Our final round up of last weekends Core Bike Show with some Leatt stuff, Spank kit, Lapierre and Nukeproof
Leatt was started by Dr Chris Leatt after he witnessed his friends accident, the incident played on his mind so greatly it motivated him to go on and develop the first stand alone neck brace. They now produce a huge range of protection products from neck braces to gloves. The Airflex knee and elbow pads above are some of the lightest I’ve ever come across, while still offering Level 1 impact protection. The elbow pads weigh 110g and are £59.99, the knee pads are 120g and are £64.99.
The DBX Enduro Lite pack looks great from what I saw. Waterproof, welded seams, level 1 back protector, 5L capacity (2L hydration and 3L storage), tool storage and it comes with hydration system. They also do a smaller version with 3L capacity.
The Leatt Airflex gloves have protection properties to match the rest of their range. The knuckle pads pass motorbike impact tests and the nano-grip palm is super tough and even claims to gain grip in the wet.
Lots of technology goes into Leatt lids, this includes (but not limited to) – Turbine technology, this helps reduce concussion by reducing head movement in the helmet and they also absorb some impact. In Molded V-Foam, this foam construction helps dissipate the impact across the head, this in turn allows for less depth of foam and an overall smaller helmet. A 10% smaller helmet shell transfers up to 20% less rotational forces to the brain. These are available with a composite shell for £279.99 or carbon for £359.99. We hope to have one on test in the near future so we’ll bring you full details then.
Spank have been playing about with many different rim widths to find the largest optimum possible to work with the wide range of tyres now available. They have their own in-house facilities to help them experiment with these different sizes, this means we get a well tested product at the end.
A lot of people have their own opinions on handlebars, alloy or carbon. Some people still don’t want to trust carbon. It’s a popular thought that carbon is more forgiving when it come to vibrations. Spank have done plenty of testing and hive come to the conclusion that it isn’t large repetitive hits that creates arm-pump. Instead their tests show that it is exposure to a certain high frequency vibration over a long period of time. This closed cell foam core helps dampen that vibration between the stem and the grips. I hope to have some on test soon and will be giving you feedback then.
These new pedals from Spank are available in 3 different widths to tailor for different feet sizes. Quite rightly, Spank don’t assume that one sized platform will be right for everyone.
The Vigilante from WTB is their new premier All Mountain tyre, aimed at enduro racers.
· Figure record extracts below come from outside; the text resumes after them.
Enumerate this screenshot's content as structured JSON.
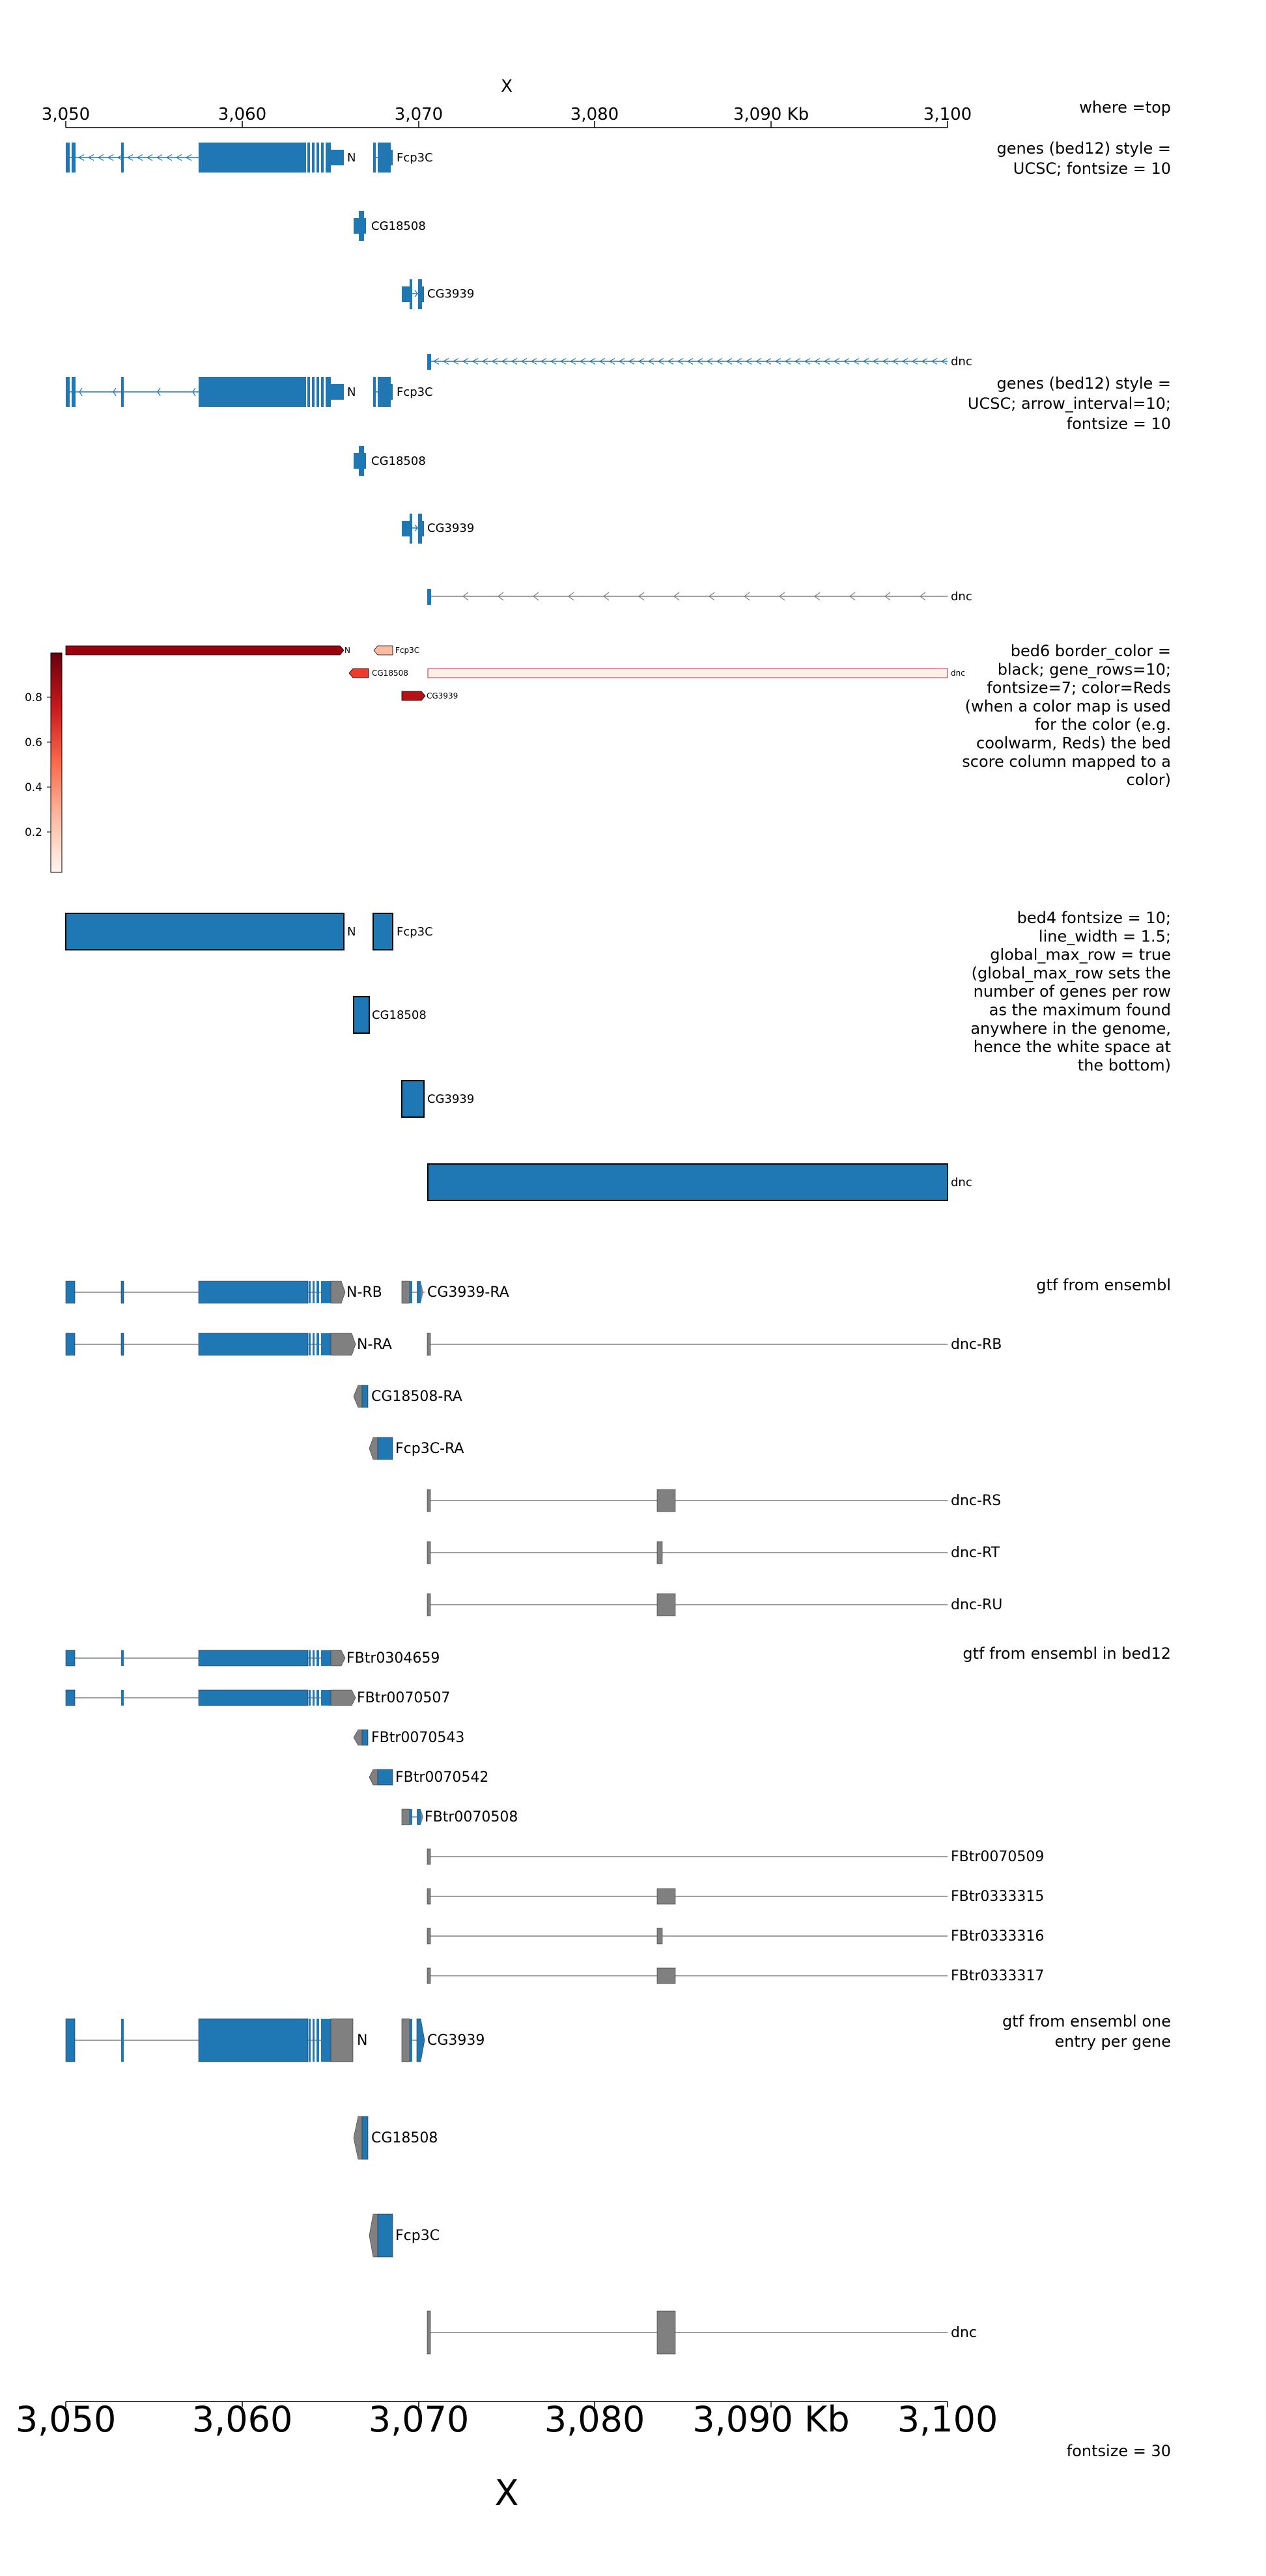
{
  "axis_top": {
    "title": "X",
    "ticks": [
      "3,050",
      "3,060",
      "3,070",
      "3,080",
      "3,090 Kb",
      "3,100"
    ],
    "tick_values": [
      3050,
      3060,
      3070,
      3080,
      3090,
      3100
    ],
    "track_label": "where =top"
  },
  "axis_bottom": {
    "title": "X",
    "ticks": [
      "3,050",
      "3,060",
      "3,070",
      "3,080",
      "3,090 Kb",
      "3,100"
    ],
    "track_label": "fontsize = 30"
  },
  "colors": {
    "blue": "#1f77b4",
    "gray": "#808080",
    "dark_red": "#99000d",
    "light_red": "#fcbba1",
    "mid_red": "#ef3b2c",
    "faint_red": "#fff5f0"
  },
  "tracks": [
    {
      "label": "genes (bed12) style = UCSC; fontsize = 10",
      "genes": [
        {
          "name": "N",
          "start": 3050.0,
          "end": 3066.1,
          "strand": "-"
        },
        {
          "name": "Fcp3C",
          "start": 3067.3,
          "end": 3068.4,
          "strand": "-"
        },
        {
          "name": "CG18508",
          "start": 3066.2,
          "end": 3066.9,
          "strand": "-"
        },
        {
          "name": "CG3939",
          "start": 3069.2,
          "end": 3070.3,
          "strand": "+"
        },
        {
          "name": "dnc",
          "start": 3070.5,
          "end": 3100.0,
          "strand": "-"
        }
      ]
    },
    {
      "label": "genes (bed12) style = UCSC; arrow_interval=10; fontsize = 10",
      "genes": [
        {
          "name": "N",
          "start": 3050.0,
          "end": 3066.1,
          "strand": "-"
        },
        {
          "name": "Fcp3C",
          "start": 3067.3,
          "end": 3068.4,
          "strand": "-"
        },
        {
          "name": "CG18508",
          "start": 3066.2,
          "end": 3066.9,
          "strand": "-"
        },
        {
          "name": "CG3939",
          "start": 3069.2,
          "end": 3070.3,
          "strand": "+"
        },
        {
          "name": "dnc",
          "start": 3070.5,
          "end": 3100.0,
          "strand": "-"
        }
      ]
    },
    {
      "label": "bed6 border_color = black; gene_rows=10; fontsize=7; color=Reds (when a color map is used for the color (e.g. coolwarm, Reds) the bed score column mapped to a color)",
      "colorbar_ticks": [
        "0.8",
        "0.6",
        "0.4",
        "0.2"
      ],
      "colorbar_values": [
        0.8,
        0.6,
        0.4,
        0.2
      ],
      "genes": [
        {
          "name": "N",
          "start": 3050.0,
          "end": 3065.8,
          "score": 0.95
        },
        {
          "name": "Fcp3C",
          "start": 3067.2,
          "end": 3068.4,
          "score": 0.3
        },
        {
          "name": "CG18508",
          "start": 3066.2,
          "end": 3067.1,
          "score": 0.6
        },
        {
          "name": "dnc",
          "start": 3070.5,
          "end": 3100.0,
          "score": 0.03
        },
        {
          "name": "CG3939",
          "start": 3069.2,
          "end": 3070.3,
          "score": 0.9
        }
      ]
    },
    {
      "label": "bed4 fontsize = 10; line_width = 1.5; global_max_row = true (global_max_row sets the number of genes per row as the maximum found anywhere in the genome, hence the white space at the bottom)",
      "genes": [
        {
          "name": "N",
          "start": 3050.0,
          "end": 3065.8
        },
        {
          "name": "Fcp3C",
          "start": 3067.3,
          "end": 3068.4
        },
        {
          "name": "CG18508",
          "start": 3066.2,
          "end": 3067.1
        },
        {
          "name": "CG3939",
          "start": 3069.2,
          "end": 3070.3
        },
        {
          "name": "dnc",
          "start": 3070.5,
          "end": 3100.0
        }
      ]
    },
    {
      "label": "gtf from ensembl",
      "genes": [
        "N-RB",
        "CG3939-RA",
        "N-RA",
        "dnc-RB",
        "CG18508-RA",
        "Fcp3C-RA",
        "dnc-RS",
        "dnc-RT",
        "dnc-RU"
      ]
    },
    {
      "label": "gtf from ensembl in bed12",
      "genes": [
        "FBtr0304659",
        "FBtr0070507",
        "FBtr0070543",
        "FBtr0070542",
        "FBtr0070508",
        "FBtr0070509",
        "FBtr0333315",
        "FBtr0333316",
        "FBtr0333317"
      ]
    },
    {
      "label": "gtf from ensembl one entry per gene",
      "genes": [
        "N",
        "CG3939",
        "CG18508",
        "Fcp3C",
        "dnc"
      ]
    }
  ]
}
Rather than a spurious range of named compounds, they’ve tried to keep it simple. The three different options are named – Tough/Fast Rolling, Tough/High Grip and Light/High Grip. The tough and light weight correspond to the sidewalls, fast rolling and high grip refer to the compound.
There are now a few different products on the market to help you with seating your tubeless tyres. The one from Topeak allows you to build the pressure in the reservoir to the desired amount. This is then released via the valve into the tyre. There is also a small bleed valve to reduce it back down to the required pressure.
Lapierre have gone all high tech and are offering this, the computer reads what is happening to the forks at the front and then sets up the shock accordingly. The forks take a big hit, the shock is set up for ready. The bike detects you’re climbing up a hill, both front and rear suss is set up for pedalling. Using accelerometers, once you start to point the bike back downhill again, you guessed it, the suspension is ready.
The gorgeous new Nukeproof Scalp as seen at Fort William WC last year.
Nukeproof were keen to show that their bikes are also available with an option of builds, not just as frames.